Änderung Testamentsvollstrecker durch Überlebenden

AG Flensburg – Az.: 8 VI 735/18 – Beschluss vom 13.11.2018

1. Die zur Begründung des Antrags vom 14.06.2018 auf Erteilung eines Testamentsvollstreckerzeugnisses erforderlichen Tatsachen werden für festgestellt erachtet.

Beantragtes Testamentsvollstreckerzeugnis: Frau Rechtsanwältin H. K., geb. G., geboren 1957, F. ist zur Testamentsvollstreckerin über den Nachlass der M. K., geb. N., geboren 1930, verstorben 2017, letzte Anschrift: F.. ernannt worden. Der Testamentsvollstreckerin sind keine Beschränkungen auferlegt worden.

2. Die sofortige Wirksamkeit dieses Beschlusses wird ausgesetzt.

Die Erteilung des Testamentsvollstreckerzeugnisses wird bis zur Rechtskraft dieses Beschlusses zurückgestellt.

3. Die Kosten des Verfahrens trägt die Antragstellerin. Außergerichtliche Kosten werden nicht erstattet.

Gründe

I.

Die am 1930 geborene und am 2017 verstorbene M.K. errichtete mit ihrem am 2012 vorverstorbenen Ehemann H.-W. W. K.K.am 29.06.2001 ein gemeinschaftliches notarielles Testament, in dem die Eheleute jeweils ihre gemeinsamen Kinder zu ihren Erben zu je 1/3 einsetzten. Als Vorausvermächtnis erhielt der jeweils Überlebende vom Erstversterbenden alle zum ehelichen Haushalt gehörenden Sachen, soweit sie in dessen Eigentum stehen. Im Übrigen wurden Vermächtnisse zugunsten der Tochter S. K. ausgesprochen.
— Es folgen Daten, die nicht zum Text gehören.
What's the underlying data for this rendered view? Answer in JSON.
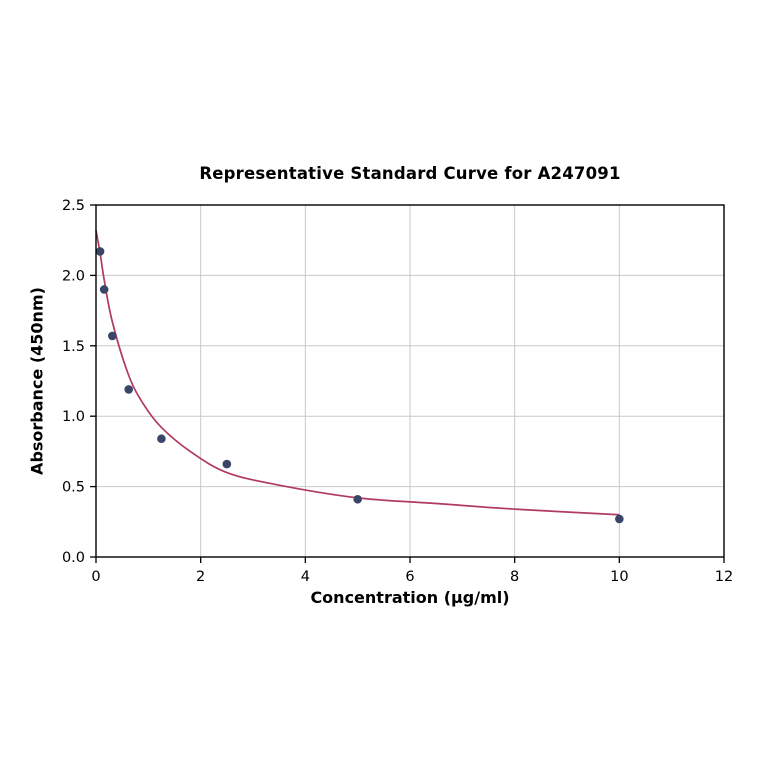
{
  "chart_data": {
    "type": "scatter",
    "title": "Representative Standard Curve for A247091",
    "xlabel": "Concentration (µg/ml)",
    "ylabel": "Absorbance (450nm)",
    "xlim": [
      0,
      12
    ],
    "ylim": [
      0,
      2.5
    ],
    "xticks": {
      "values": [
        0,
        2,
        4,
        6,
        8,
        10,
        12
      ],
      "labels": [
        "0",
        "2",
        "4",
        "6",
        "8",
        "10",
        "12"
      ]
    },
    "yticks": {
      "values": [
        0,
        0.5,
        1.0,
        1.5,
        2.0,
        2.5
      ],
      "labels": [
        "0.0",
        "0.5",
        "1.0",
        "1.5",
        "2.0",
        "2.5"
      ]
    },
    "grid": true,
    "legend": "none",
    "points": [
      [
        0.078,
        2.17
      ],
      [
        0.156,
        1.9
      ],
      [
        0.3125,
        1.57
      ],
      [
        0.625,
        1.19
      ],
      [
        1.25,
        0.84
      ],
      [
        2.5,
        0.66
      ],
      [
        5,
        0.41
      ],
      [
        10,
        0.27
      ]
    ],
    "fit_curve": [
      [
        0,
        2.32
      ],
      [
        0.078,
        2.16
      ],
      [
        0.156,
        1.97
      ],
      [
        0.3125,
        1.67
      ],
      [
        0.625,
        1.29
      ],
      [
        0.9,
        1.09
      ],
      [
        1.25,
        0.92
      ],
      [
        1.8,
        0.75
      ],
      [
        2.5,
        0.6
      ],
      [
        3.5,
        0.51
      ],
      [
        5,
        0.42
      ],
      [
        6.5,
        0.38
      ],
      [
        8,
        0.34
      ],
      [
        10,
        0.3
      ]
    ],
    "colors": {
      "point": "#3a4668",
      "curve": "#b13a62",
      "grid": "#c9c9c9",
      "axis": "#000000",
      "background": "#ffffff"
    }
  }
}
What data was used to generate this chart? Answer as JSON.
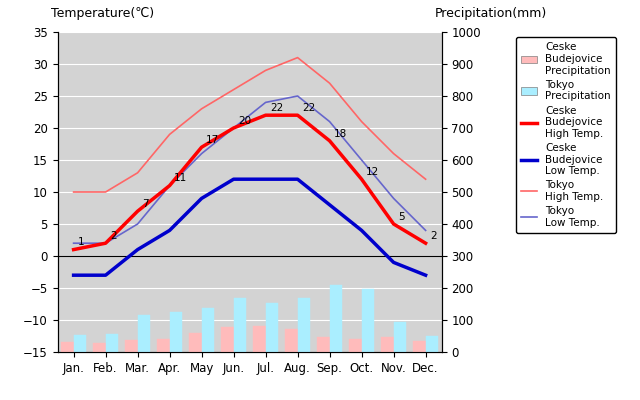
{
  "months": [
    "Jan.",
    "Feb.",
    "Mar.",
    "Apr.",
    "May",
    "Jun.",
    "Jul.",
    "Aug.",
    "Sep.",
    "Oct.",
    "Nov.",
    "Dec."
  ],
  "month_indices": [
    0,
    1,
    2,
    3,
    4,
    5,
    6,
    7,
    8,
    9,
    10,
    11
  ],
  "ceske_high": [
    1,
    2,
    7,
    11,
    17,
    20,
    22,
    22,
    18,
    12,
    5,
    2
  ],
  "ceske_low": [
    -3,
    -3,
    1,
    4,
    9,
    12,
    12,
    12,
    8,
    4,
    -1,
    -3
  ],
  "tokyo_high": [
    10,
    10,
    13,
    19,
    23,
    26,
    29,
    31,
    27,
    21,
    16,
    12
  ],
  "tokyo_low": [
    2,
    2,
    5,
    11,
    16,
    20,
    24,
    25,
    21,
    15,
    9,
    4
  ],
  "ceske_precip_mm": [
    31,
    27,
    37,
    40,
    60,
    77,
    80,
    73,
    48,
    41,
    46,
    34
  ],
  "tokyo_precip_mm": [
    52,
    56,
    117,
    125,
    138,
    168,
    154,
    168,
    210,
    198,
    93,
    51
  ],
  "ceske_high_labels": [
    "1",
    "2",
    "7",
    "11",
    "17",
    "20",
    "22",
    "22",
    "18",
    "12",
    "5",
    "2"
  ],
  "bg_color": "#d3d3d3",
  "title_left": "Temperature(℃)",
  "title_right": "Precipitation(mm)",
  "ylim_temp": [
    -15,
    35
  ],
  "ylim_precip": [
    0,
    1000
  ],
  "ceske_high_color": "#ff0000",
  "ceske_low_color": "#0000cc",
  "tokyo_high_color": "#ff6666",
  "tokyo_low_color": "#6666cc",
  "ceske_precip_color": "#ffbbbb",
  "tokyo_precip_color": "#aaeeff",
  "figsize": [
    6.4,
    4.0
  ],
  "dpi": 100
}
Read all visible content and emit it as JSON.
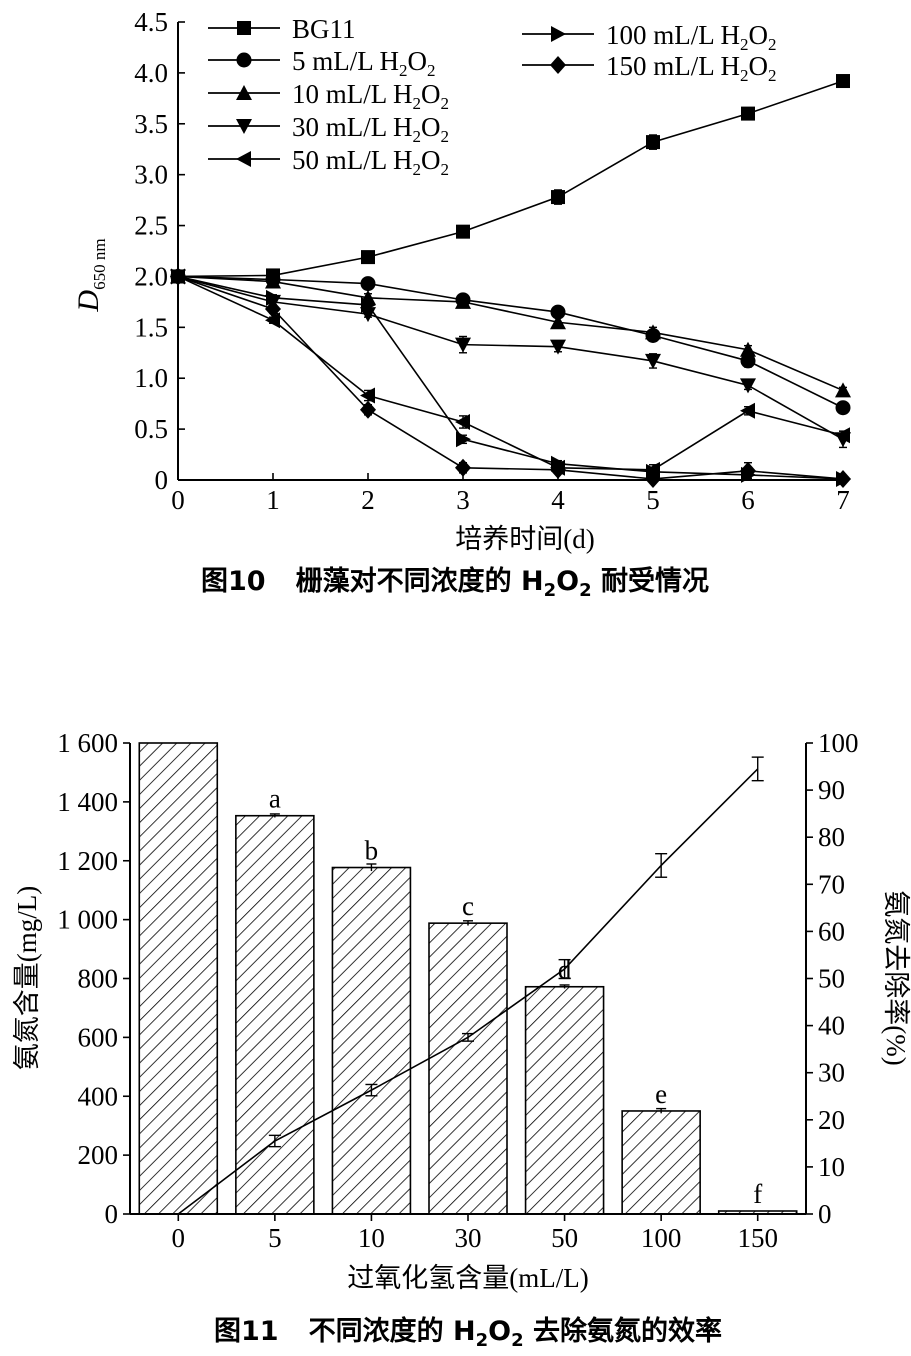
{
  "chart_data": [
    {
      "type": "line",
      "caption": "图10 栅藻对不同浓度的 H₂O₂ 耐受情况",
      "caption_prefix": "图10",
      "caption_text_a": "栅藻对不同浓度的 H",
      "caption_text_b": "O",
      "caption_text_c": " 耐受情况",
      "xlabel": "培养时间(d)",
      "ylabel": "D650 nm",
      "ylabel_main": "D",
      "ylabel_sub": "650 nm",
      "x": [
        0,
        1,
        2,
        3,
        4,
        5,
        6,
        7
      ],
      "xlim": [
        0,
        7
      ],
      "ylim": [
        0,
        4.5
      ],
      "xticks": [
        "0",
        "1",
        "2",
        "3",
        "4",
        "5",
        "6",
        "7"
      ],
      "yticks": [
        "0",
        "0.5",
        "1.0",
        "1.5",
        "2.0",
        "2.5",
        "3.0",
        "3.5",
        "4.0",
        "4.5"
      ],
      "legend_position": "top",
      "series": [
        {
          "name": "BG11",
          "marker": "square",
          "values": [
            2.0,
            2.01,
            2.19,
            2.44,
            2.78,
            3.32,
            3.6,
            3.92
          ],
          "errors": [
            0,
            0.02,
            0.02,
            0.03,
            0.07,
            0.07,
            0.05,
            0.03
          ]
        },
        {
          "name": "5  mL/L H2O2",
          "label_main": "5  mL/L H",
          "label_tail": "O",
          "marker": "circle",
          "values": [
            2.0,
            1.97,
            1.93,
            1.77,
            1.65,
            1.42,
            1.17,
            0.71
          ],
          "errors": [
            0,
            0.02,
            0.02,
            0.05,
            0.04,
            0.05,
            0.06,
            0.04
          ]
        },
        {
          "name": "10 mL/L H2O2",
          "label_main": "10 mL/L H",
          "label_tail": "O",
          "marker": "triangle-up",
          "values": [
            2.0,
            1.95,
            1.79,
            1.75,
            1.55,
            1.45,
            1.28,
            0.88
          ],
          "errors": [
            0,
            0.03,
            0.04,
            0.05,
            0.05,
            0.05,
            0.04,
            0.03
          ]
        },
        {
          "name": "30 mL/L H2O2",
          "label_main": "30 mL/L H",
          "label_tail": "O",
          "marker": "triangle-down",
          "values": [
            2.0,
            1.75,
            1.63,
            1.33,
            1.31,
            1.17,
            0.93,
            0.4
          ],
          "errors": [
            0,
            0.04,
            0.03,
            0.08,
            0.05,
            0.07,
            0.04,
            0.08
          ]
        },
        {
          "name": "50 mL/L H2O2",
          "label_main": "50 mL/L H",
          "label_tail": "O",
          "marker": "triangle-left",
          "values": [
            2.0,
            1.57,
            0.83,
            0.57,
            0.12,
            0.1,
            0.68,
            0.44
          ],
          "errors": [
            0,
            0.03,
            0.05,
            0.06,
            0.04,
            0.05,
            0.04,
            0.04
          ]
        },
        {
          "name": "100 mL/L H2O2",
          "label_main": "100 mL/L H",
          "label_tail": "O",
          "marker": "triangle-right",
          "values": [
            2.0,
            1.79,
            1.72,
            0.4,
            0.16,
            0.08,
            0.05,
            0.01
          ],
          "errors": [
            0,
            0.03,
            0.04,
            0.04,
            0.03,
            0.03,
            0.03,
            0.01
          ]
        },
        {
          "name": "150 mL/L H2O2",
          "label_main": "150 mL/L H",
          "label_tail": "O",
          "marker": "diamond",
          "values": [
            2.0,
            1.68,
            0.69,
            0.12,
            0.1,
            0.01,
            0.09,
            0.01
          ],
          "errors": [
            0,
            0.04,
            0.05,
            0.05,
            0.03,
            0.02,
            0.08,
            0.02
          ]
        }
      ]
    },
    {
      "type": "bar",
      "caption": "图11 不同浓度的 H₂O₂ 去除氨氮的效率",
      "caption_prefix": "图11",
      "caption_text_a": "不同浓度的 H",
      "caption_text_b": "O",
      "caption_text_c": " 去除氨氮的效率",
      "xlabel": "过氧化氢含量(mL/L)",
      "ylabel": "氨氮含量(mg/L)",
      "y2label": "氨氮去除率(%)",
      "categories": [
        "0",
        "5",
        "10",
        "30",
        "50",
        "100",
        "150"
      ],
      "ylim": [
        0,
        1600
      ],
      "y2lim": [
        0,
        100
      ],
      "yticks": [
        "0",
        "200",
        "400",
        "600",
        "800",
        "1 000",
        "1 200",
        "1 400",
        "1 600"
      ],
      "y2ticks": [
        "0",
        "10",
        "20",
        "30",
        "40",
        "50",
        "60",
        "70",
        "80",
        "90",
        "100"
      ],
      "bars": {
        "values": [
          1600,
          1353,
          1177,
          988,
          772,
          350,
          10
        ],
        "errors": [
          0,
          6,
          12,
          8,
          6,
          8,
          0
        ],
        "letters": [
          "",
          "a",
          "b",
          "c",
          "d",
          "e",
          "f"
        ]
      },
      "line": {
        "values": [
          0,
          15.5,
          26.3,
          37.5,
          52,
          74,
          94.5
        ],
        "errors": [
          0,
          1.2,
          1.2,
          0.8,
          2.0,
          2.5,
          2.5
        ]
      }
    }
  ]
}
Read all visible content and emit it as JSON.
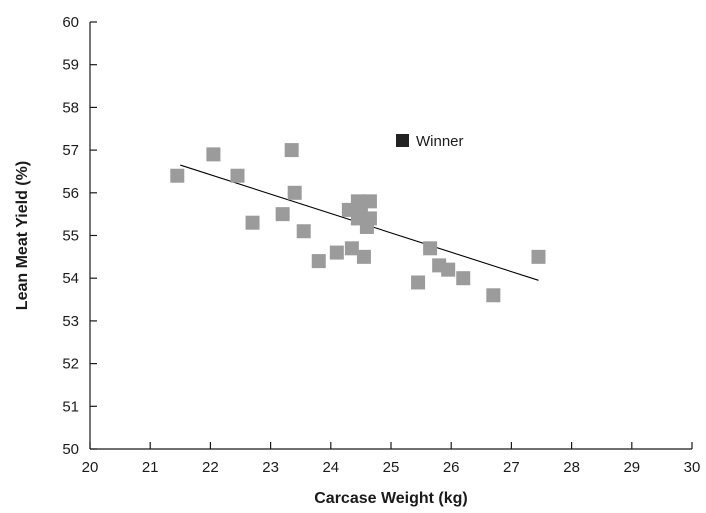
{
  "chart_data": {
    "type": "scatter",
    "xlabel": "Carcase Weight (kg)",
    "ylabel": "Lean Meat Yield (%)",
    "xlim": [
      20,
      30
    ],
    "ylim": [
      50,
      60
    ],
    "xticks": [
      "20",
      "21",
      "22",
      "23",
      "24",
      "25",
      "26",
      "27",
      "28",
      "29",
      "30"
    ],
    "yticks": [
      "50",
      "51",
      "52",
      "53",
      "54",
      "55",
      "56",
      "57",
      "58",
      "59",
      "60"
    ],
    "grid": false,
    "legend": {
      "position": "top-center",
      "entries": [
        {
          "label": "Winner",
          "color": "#222222"
        }
      ]
    },
    "series": [
      {
        "color": "#9b9b9b",
        "marker": "square",
        "points": [
          {
            "x": 21.45,
            "y": 56.4
          },
          {
            "x": 22.05,
            "y": 56.9
          },
          {
            "x": 22.45,
            "y": 56.4
          },
          {
            "x": 22.7,
            "y": 55.3
          },
          {
            "x": 23.2,
            "y": 55.5
          },
          {
            "x": 23.35,
            "y": 57.0
          },
          {
            "x": 23.4,
            "y": 56.0
          },
          {
            "x": 23.55,
            "y": 55.1
          },
          {
            "x": 23.8,
            "y": 54.4
          },
          {
            "x": 24.1,
            "y": 54.6
          },
          {
            "x": 24.3,
            "y": 55.6
          },
          {
            "x": 24.35,
            "y": 54.7
          },
          {
            "x": 24.45,
            "y": 55.8
          },
          {
            "x": 24.45,
            "y": 55.4
          },
          {
            "x": 24.5,
            "y": 55.6
          },
          {
            "x": 24.55,
            "y": 54.5
          },
          {
            "x": 24.6,
            "y": 55.2
          },
          {
            "x": 24.65,
            "y": 55.4
          },
          {
            "x": 24.65,
            "y": 55.8
          },
          {
            "x": 25.45,
            "y": 53.9
          },
          {
            "x": 25.65,
            "y": 54.7
          },
          {
            "x": 25.8,
            "y": 54.3
          },
          {
            "x": 25.95,
            "y": 54.2
          },
          {
            "x": 26.2,
            "y": 54.0
          },
          {
            "x": 26.7,
            "y": 53.6
          },
          {
            "x": 27.45,
            "y": 54.5
          }
        ]
      }
    ],
    "trendline": {
      "color": "#000000",
      "start": {
        "x": 21.5,
        "y": 56.65
      },
      "end": {
        "x": 27.45,
        "y": 53.95
      }
    }
  }
}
Gemäß Ziff. 3 des Testaments sollten sämtliche Bestimmungen des Testaments wechselbezüglich sein. Unter Ziff. 4 ordneten die Eheleute Testamentsvollstreckung an. Der Ehemann setzte den Sohn Dr. M. K. zum Testamentsvollstrecker ein, die Erblasserin selbst setzte zunächst ihren Ehemann, hilfsweise den Sohn Dr. M. K. zum Testamentsvollstrecker ein. Dieser sollte die Aufgabe jeweils unentgeltlich ausüben. Hinsichtlich der Einzelheiten wird auf das Testament vom 29.06.2001, Bl. 46 ff. d. A. 8 IV 55-56/18 verwiesen.

Am 21.09.2007 errichteten sie ergänzend einen notariellen Erbvertrag, mit dem sie jedoch ausdrücklich das ursprüngliche gemeinschaftliche Testament nicht ändern wollten. Es wurde lediglich ein Vermächtnis in Form einer Darlehensforderung gegenüber dem Sohn Dr. M.K. ausgesprochen.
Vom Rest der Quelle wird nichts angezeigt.